It was much older than the house, this stair way, though how I knew I couldn't say. Steps worn concave in the middle from the feet that have followed them. Winding deeper and deeper down into the rock.
Now and then a rough-cut portal to the sea, an opening too small for a man to climb through, and a shelf upon which birds have nested, or where the wild grass grew out of the cracks.
And then the chill, the inexplicable chill that you find sometimes in old monasteries, rained churches, haunted rooms.
I stopped and rubbed the backs of my arms with my hands. The chill was rising through the steps.
"They don't cause it," he said gently. He was waiting for me on the steps just below.
The semidarkness broke his face into kindly patterns of light and shadow, gave the illusion of mortal age that wasn't there.
"It was here long before I brought them," he said. "Many have come to worship on this island. Maybe it was there before they came, too. "
He beckoned to me again with his characteristic patience. His eyes were compassionate.
"Don't be afraid," he said again as he started down.
I was ashamed not to follow. The steps went on and on.
We came on larger portals and the noise of the sea. I could feel the cool spray on my hands and face, see the gleam of the damp on the stones. But we went on down farther and farther, the echo of our shoes swelling against the rounded ceiling, the rudely finished walls. This was deeper than any dungeon, this was the pit you dig in childhood when you brag to your mother and father that you will make a tunnel to the very center of the earth.
Finally I saw a burst of light as we rounded another bend. And at last, two lamps burning before a pair of doors.

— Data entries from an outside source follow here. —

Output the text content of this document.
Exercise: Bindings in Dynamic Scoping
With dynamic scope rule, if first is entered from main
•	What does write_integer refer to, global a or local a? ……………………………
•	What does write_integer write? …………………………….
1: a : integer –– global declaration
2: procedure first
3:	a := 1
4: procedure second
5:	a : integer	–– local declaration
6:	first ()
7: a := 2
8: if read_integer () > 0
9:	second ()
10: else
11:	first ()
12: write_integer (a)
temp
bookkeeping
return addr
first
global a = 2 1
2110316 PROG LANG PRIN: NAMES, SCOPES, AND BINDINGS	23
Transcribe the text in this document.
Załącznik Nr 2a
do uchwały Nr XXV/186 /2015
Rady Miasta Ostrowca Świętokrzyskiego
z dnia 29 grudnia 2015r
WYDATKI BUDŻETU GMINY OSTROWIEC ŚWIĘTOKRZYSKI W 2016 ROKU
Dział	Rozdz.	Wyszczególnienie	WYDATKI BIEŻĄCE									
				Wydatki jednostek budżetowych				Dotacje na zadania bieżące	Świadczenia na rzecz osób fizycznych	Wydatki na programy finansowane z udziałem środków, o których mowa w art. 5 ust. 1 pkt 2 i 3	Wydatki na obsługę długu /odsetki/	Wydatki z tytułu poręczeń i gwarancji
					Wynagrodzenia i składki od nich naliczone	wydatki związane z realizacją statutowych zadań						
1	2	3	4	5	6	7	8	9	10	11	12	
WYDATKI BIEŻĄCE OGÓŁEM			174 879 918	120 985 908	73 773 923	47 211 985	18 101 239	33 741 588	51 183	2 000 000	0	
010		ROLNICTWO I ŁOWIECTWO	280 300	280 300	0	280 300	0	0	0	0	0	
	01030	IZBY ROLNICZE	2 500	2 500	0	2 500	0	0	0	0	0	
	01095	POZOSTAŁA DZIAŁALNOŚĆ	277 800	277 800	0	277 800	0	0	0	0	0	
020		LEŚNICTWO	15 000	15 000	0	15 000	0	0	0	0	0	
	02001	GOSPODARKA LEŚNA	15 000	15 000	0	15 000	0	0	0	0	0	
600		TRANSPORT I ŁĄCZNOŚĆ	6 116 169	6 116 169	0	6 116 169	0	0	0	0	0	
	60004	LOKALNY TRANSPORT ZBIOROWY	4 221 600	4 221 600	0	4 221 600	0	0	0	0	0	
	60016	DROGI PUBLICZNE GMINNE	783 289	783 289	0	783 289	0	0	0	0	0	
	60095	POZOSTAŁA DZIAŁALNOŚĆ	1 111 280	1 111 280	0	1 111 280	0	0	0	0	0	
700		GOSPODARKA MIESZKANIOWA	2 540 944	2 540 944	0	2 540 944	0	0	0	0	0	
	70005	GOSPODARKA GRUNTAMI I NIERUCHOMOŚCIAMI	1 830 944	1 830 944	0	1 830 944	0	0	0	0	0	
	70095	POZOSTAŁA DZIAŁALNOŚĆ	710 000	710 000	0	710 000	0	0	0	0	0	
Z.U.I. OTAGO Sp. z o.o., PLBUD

Deep vessels of oil fed the wicks of the lamps. And the doors themselves were bolted by an enormous beam of oak. It would have taken several men to lift it, possibly levers, ropes.
Marius lifted this beam and laid it aside easily, and then he stood back and looked at the doors. I heard the sound of another beam being moved on the inside. Then the doors opened slowly, and I felt my breathing come to a halt.
It wasn't only that he'd done it without touching them. I had seen that little trick before. It was that the room beyond was full of the same lovely flowers and lighted lamps that I had seen in the house above. Here deep underground were lilies, waxen and white, and sparkling with droplets of moisture, roses in rich hues of red and pink ready to fall from their vines. It was a chapel, this chamber with the soft flicker of votive candles and the perfume of a thousand bouquets.
The walls were painted in fresco like the walls of ancient Italian churches, with gold leaf hammered into the design. But these were not the pictures of Christian saints.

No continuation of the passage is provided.